When you get to dynamic language like Python and leave the world of statically-typed languages, you start to enter a more pragmatic culture. The hidden message from the communities of Python and Ruby is: Be Pragmatic. In other words, time is more valuable than perfect architectures, and, it’s better to have legibility and flexbility than an over-engineered OO architecture.

The materialization of all this is in the Rails framework.

Although Rails is becoming more and more OO as time goes by, the main values behind it are:

  • Keep it Simple, Sir
  • Don’t Repeat Yourself
  • Test,Test,Test; and later on Test-first,Test-first,Test-first
  • Convention Over Configuration
  • Stop spending all your time programming and get a life!

It’s true that Rails has enough OOD, but it certainly is not as OO as Wicket or any other Java framework for that matter.

Ruby is OO, it supports inheritance, member visibility, composition, polymorphism. It is even more OO than Java, since everything is an object.

The point is that the community valued more these values than over-engineering an OO architecture.

However, and I think here’s where the main problem lies, the hype comes with its distortions of reality. The Rails hype is no exception!

If you showed Rails to any well-versed software engineer at that time it was still a pet project from DHH, I think the default reaction would be laughter.

When DHH wrote Rails, it was essentially a request based (web) MVC framework that had sensible defaults. I bet that if he started it over again right now, he would do almost everything differently, architecture-wise.

However, Rails is more than technology, it is a way of life. It communicates what DHH believed about life. It should be simple.

Nowadays, Rails is becoming more and more complex, other design patterns have been adapted, there are more layers (rack) and the plugin system is becoming more strict (Rails 3, following Merb’s approach to plugins).

I think that’s the result of years of evolution, and that the community decied that Rails would be the killer framework for Ruby, just as Hibernate and other highly-configurable frameworks are for Java.

The philosophy behind Rails is still there and for me, is the most valuable thing I’ve learned since I entered the community. The philosphy is also what led me to “get back to the inner-game” and focus on Ruby, instead of Rails, as well as choosing Sinatra for the rebuid of this website (less is more).

Rails heavily marketed the use of TDD. Before Rails, Web Development and TDD for me were like water and oil for me — they didn’t match. However, as I learned more and more about Ruby and Rails, I saw the importance of TDD.

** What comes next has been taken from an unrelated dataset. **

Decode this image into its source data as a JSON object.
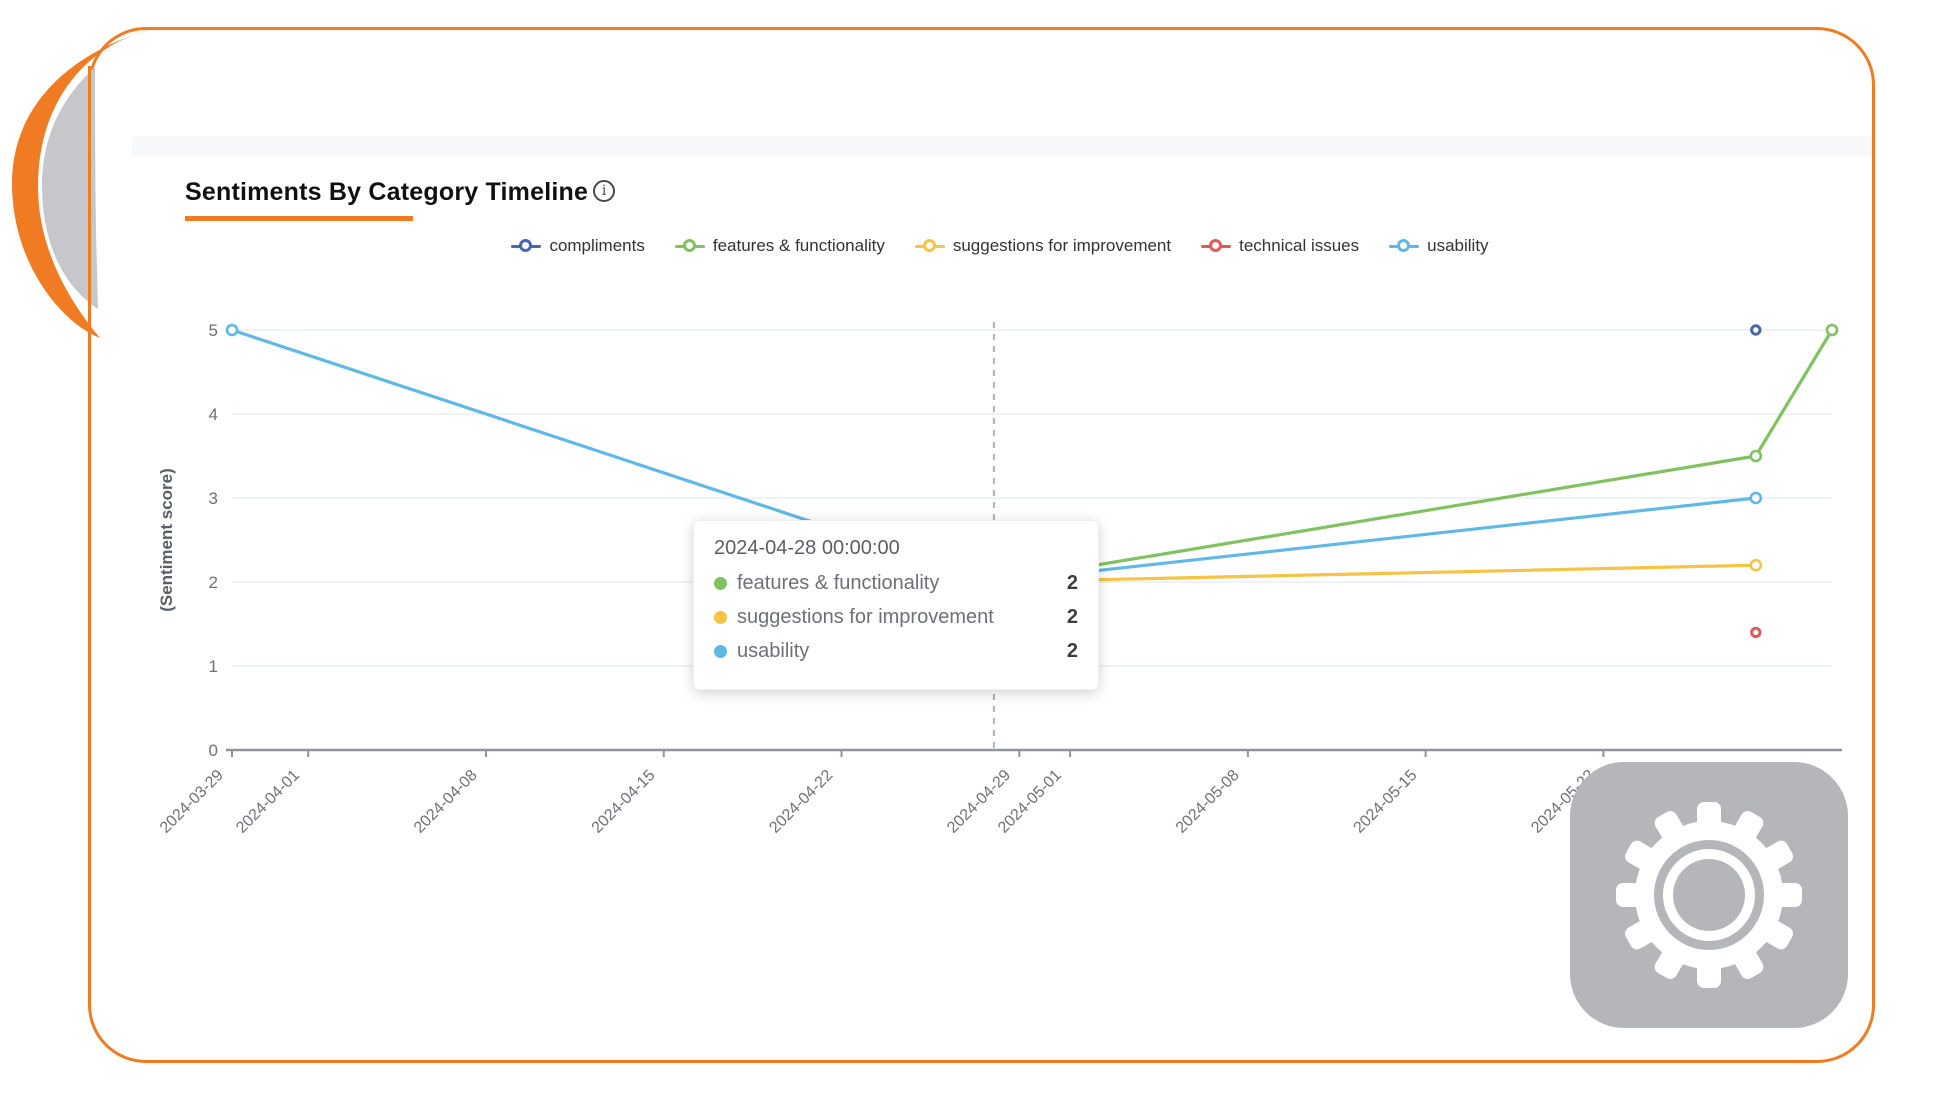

The tendency? Well, I think Rails is going to be more and more OO, as time goes by — more abstractions will be implemented, maybe we will be able to have a component-based Rails framework. That’s good, that’s choice, that means Rails, the eco-system, is growing.

Despite all the bad-press that OO got because of over-engineered OOD,
design patterns and stuff related, let’s remember that Object Orientation, when used wisely in its context, does help a lot to keep things clearer and more maintanable.

So, don’t under-estimate OO, get more into it, study more on how it applies to Ruby or whatever language you happen to spend more time with. OO is “Java-agnostic”, so, don’t transfer all the bad-press from Java to it. OO is also design-pattern agnostic, hence, don’t transfer all the bad press from design-patterns to it.

PS: I’m planning to write a series of articles comparing classic OO (C++,Java,AS2/3) with “new-age” OO (Ruby), it should come in the next few weeks.